Digital Twins for Brain Surgery
Atlas Meditech is using the MONAI medical imaging framework and the NVIDIA Omniverse 3D development platform to help build AI-powered decision support and high-fidelity surgery rehearsal platforms — all in an effort to improve surgical outcomes and patient safety.
“With accelerated computing and digital twins, we want to transform this mental rehearsal into a highly realistic rehearsal in simulation,” said Dr. Aaron Cohen-Gadol, founder of the company.
Keeping AI on Energy
Artificial intelligence is helping optimize solar and wind farms, simulate climate and weather, and support power grid reliability and other areas of the energy market.
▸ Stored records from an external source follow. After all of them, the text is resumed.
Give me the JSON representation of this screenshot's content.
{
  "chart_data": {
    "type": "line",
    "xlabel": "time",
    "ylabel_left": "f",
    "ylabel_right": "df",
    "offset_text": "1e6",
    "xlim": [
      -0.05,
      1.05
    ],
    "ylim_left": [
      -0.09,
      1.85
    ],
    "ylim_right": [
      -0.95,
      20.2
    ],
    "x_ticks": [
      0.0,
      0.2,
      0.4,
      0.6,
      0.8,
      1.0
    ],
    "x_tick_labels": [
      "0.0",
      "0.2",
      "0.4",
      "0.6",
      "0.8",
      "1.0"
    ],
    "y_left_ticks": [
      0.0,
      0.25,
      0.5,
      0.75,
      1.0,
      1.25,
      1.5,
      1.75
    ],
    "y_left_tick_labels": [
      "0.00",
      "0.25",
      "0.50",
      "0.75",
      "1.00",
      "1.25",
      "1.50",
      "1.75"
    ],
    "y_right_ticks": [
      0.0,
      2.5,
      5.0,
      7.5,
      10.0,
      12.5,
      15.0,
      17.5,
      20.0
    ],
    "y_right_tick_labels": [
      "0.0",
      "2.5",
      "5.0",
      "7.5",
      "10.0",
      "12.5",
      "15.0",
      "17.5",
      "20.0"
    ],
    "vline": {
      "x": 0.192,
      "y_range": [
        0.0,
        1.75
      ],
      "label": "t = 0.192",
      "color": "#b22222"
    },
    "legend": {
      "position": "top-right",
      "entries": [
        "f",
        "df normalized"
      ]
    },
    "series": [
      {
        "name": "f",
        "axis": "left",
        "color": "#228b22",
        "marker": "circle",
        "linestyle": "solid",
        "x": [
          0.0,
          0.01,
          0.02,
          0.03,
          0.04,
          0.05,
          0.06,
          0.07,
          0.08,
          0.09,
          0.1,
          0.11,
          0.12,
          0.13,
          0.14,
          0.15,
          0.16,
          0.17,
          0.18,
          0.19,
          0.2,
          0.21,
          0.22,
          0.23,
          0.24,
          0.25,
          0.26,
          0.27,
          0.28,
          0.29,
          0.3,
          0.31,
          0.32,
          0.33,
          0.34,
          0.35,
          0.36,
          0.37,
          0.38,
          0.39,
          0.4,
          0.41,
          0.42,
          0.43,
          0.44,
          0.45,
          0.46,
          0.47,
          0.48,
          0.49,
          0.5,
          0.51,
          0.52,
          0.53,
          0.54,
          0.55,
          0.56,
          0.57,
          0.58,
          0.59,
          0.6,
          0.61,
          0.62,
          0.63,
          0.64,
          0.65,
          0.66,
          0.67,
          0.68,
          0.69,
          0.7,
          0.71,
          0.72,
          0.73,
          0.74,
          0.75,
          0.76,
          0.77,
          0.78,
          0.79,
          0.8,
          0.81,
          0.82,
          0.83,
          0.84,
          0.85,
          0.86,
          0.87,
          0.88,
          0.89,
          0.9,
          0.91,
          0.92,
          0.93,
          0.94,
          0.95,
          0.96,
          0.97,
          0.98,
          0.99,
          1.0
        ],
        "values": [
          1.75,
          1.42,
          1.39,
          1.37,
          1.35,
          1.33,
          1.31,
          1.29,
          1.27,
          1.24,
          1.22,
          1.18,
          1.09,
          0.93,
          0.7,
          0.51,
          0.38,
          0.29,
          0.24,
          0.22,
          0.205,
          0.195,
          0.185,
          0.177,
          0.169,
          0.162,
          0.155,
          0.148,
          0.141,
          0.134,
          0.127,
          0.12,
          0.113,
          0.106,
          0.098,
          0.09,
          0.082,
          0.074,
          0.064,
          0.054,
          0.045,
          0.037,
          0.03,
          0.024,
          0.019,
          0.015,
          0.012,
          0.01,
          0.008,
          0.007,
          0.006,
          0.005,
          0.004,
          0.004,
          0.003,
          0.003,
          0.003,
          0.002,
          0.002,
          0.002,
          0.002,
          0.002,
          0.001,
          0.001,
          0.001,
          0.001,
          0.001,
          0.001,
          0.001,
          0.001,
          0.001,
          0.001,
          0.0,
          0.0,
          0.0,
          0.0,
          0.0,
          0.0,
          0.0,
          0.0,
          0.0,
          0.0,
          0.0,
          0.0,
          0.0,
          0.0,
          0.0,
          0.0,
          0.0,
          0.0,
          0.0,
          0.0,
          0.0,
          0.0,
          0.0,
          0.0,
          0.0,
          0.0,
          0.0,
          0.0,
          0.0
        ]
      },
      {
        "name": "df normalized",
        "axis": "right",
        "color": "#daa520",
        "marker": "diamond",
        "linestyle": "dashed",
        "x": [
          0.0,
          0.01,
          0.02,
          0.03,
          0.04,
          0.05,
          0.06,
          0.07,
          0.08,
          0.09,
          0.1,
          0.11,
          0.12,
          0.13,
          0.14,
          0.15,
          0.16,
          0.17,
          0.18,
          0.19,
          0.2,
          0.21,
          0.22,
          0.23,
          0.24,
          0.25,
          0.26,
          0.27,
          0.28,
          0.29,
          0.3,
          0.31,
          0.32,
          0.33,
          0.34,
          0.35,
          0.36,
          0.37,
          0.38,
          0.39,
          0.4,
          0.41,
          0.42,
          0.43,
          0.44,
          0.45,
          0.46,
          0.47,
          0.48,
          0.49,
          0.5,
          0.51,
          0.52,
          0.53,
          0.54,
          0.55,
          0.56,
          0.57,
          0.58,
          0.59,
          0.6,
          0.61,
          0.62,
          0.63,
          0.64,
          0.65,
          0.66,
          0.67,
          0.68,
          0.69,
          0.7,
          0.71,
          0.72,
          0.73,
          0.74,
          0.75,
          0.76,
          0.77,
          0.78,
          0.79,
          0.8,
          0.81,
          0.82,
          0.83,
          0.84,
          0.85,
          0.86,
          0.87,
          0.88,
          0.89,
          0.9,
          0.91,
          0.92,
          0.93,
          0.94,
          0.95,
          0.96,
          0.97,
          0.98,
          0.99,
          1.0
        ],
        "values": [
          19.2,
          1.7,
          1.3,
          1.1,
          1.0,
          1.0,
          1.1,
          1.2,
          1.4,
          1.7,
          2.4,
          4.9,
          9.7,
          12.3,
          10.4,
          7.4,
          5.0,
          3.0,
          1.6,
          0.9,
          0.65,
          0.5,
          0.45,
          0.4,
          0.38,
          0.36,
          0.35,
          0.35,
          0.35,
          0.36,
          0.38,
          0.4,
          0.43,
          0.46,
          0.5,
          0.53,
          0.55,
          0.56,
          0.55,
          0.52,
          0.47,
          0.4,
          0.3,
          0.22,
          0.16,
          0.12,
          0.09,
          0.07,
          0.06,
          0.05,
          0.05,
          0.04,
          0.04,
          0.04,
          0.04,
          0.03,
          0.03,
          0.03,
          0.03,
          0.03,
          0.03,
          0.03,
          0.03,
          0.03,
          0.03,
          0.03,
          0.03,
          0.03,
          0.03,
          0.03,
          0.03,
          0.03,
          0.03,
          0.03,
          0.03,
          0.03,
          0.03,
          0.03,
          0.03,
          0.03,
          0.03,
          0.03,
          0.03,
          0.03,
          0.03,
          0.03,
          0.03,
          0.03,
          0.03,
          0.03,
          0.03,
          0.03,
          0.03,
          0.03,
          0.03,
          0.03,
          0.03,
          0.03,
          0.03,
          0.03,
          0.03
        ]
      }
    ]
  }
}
Check out this installment of the I AM AI video series to learn about how NVIDIA is enabling these technologies and working with energy-conscious collaborators to drive breakthroughs for a cleaner, safer, more sustainable future.
AI Can See Clearly Now
Many patients in lower- and middle-income countries lack access to cataract surgery because of a shortage of ophthalmologists. But more than 2,000 doctors a year in lower-income countries can now treat cataract blindness — the world’s leading cause of blindness —using GPU-powered surgical simulation with the help of nonprofit HelpMeSee.
“We’re lowering the barrier for healthcare practitioners to learn these specific skills that can have a profound impact on patients,” said Bonnie An Henderson, CEO of the New York-based nonprofit.
Waste Not, Want Not
Afresh, based in San Francisco, helps stores reduce food waste. The startup has developed machine learning and AI models using data on fresh produce to help grocers make informed inventory-purchasing decisions. It has also launched software that enables grocers to save time and increase data accuracy with inventory tracking.
“The most impactful thing we can do is reduce food waste to mitigate climate change,” said Nathan Fenner, cofounder and president of Afresh, on the NVIDIA AI podcast.